Dear Readers of NLQ,
You may have noticed that it has been a while since I posted an installment of my chronological story. I was doing some “research” in order to get more writing done this morning. I dug out my old journal kept during the time of my clinical depression and subsequent treatment. When I read it, I was so enraged at the pain and abuse inflicted on me, I was too angry to write coherently.
I stomped around the house swearing for a while.
I was so dependent on my ex for every thing – emotionally, physically spiritually. I was angry at the hell he put me through so he could follow “God”. I was angry at myself for not being what I thought he wanted me to be but mostly I was angry at the abuse that I really didn’t aknowledge before. When all this was actually happening, Vyckie and I were talking in my bedroom during a home church service. We were happily nursing our babies and I was telling her some of my woes. She said right out that my ex was emotionally abusing me. I didn’t see that at all. It was something that I was doing wrong. I wasn’t submissive enough. I wasn’t meek enough, I wasn’t spiritual enough, understanding enough.
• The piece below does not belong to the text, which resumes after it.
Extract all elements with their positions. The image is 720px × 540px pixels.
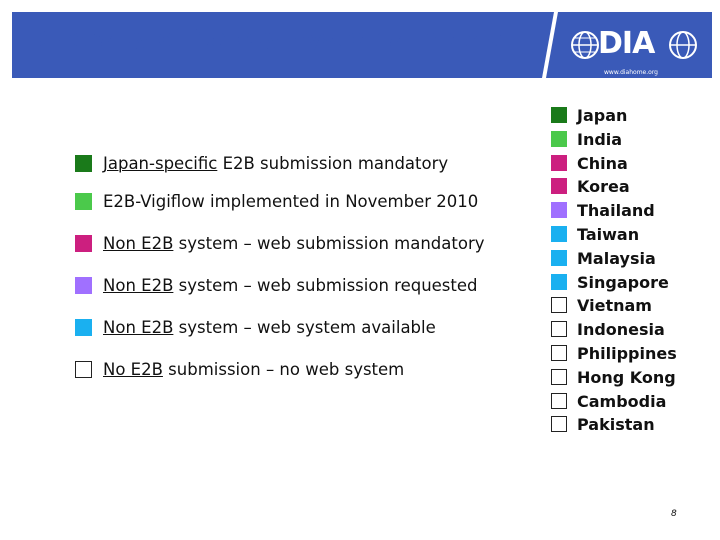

I beat my self up over my failure. And I begged my ex to meet me half way. When he didn’t…I hated him for it. And then I felt guilty, guilty, guilty. I saw it in my journal.
For the last few years, I have been labeled the bad guy in the demise and death of my marriage. It is my fault somehow and my ex is the victim. After I read my journals, I saw that who ever thinks that this was Laura’s fault is wrong. Maybe I should publish them in all their painful glory. Maybe then those folks who think that I am such a horrible person for “abandoning my children” will get off their pious horse and see the hell that drove me to leave.Ok…I am done..I will get to work on my story…I just wanted to explain why I haven’t continued it yet.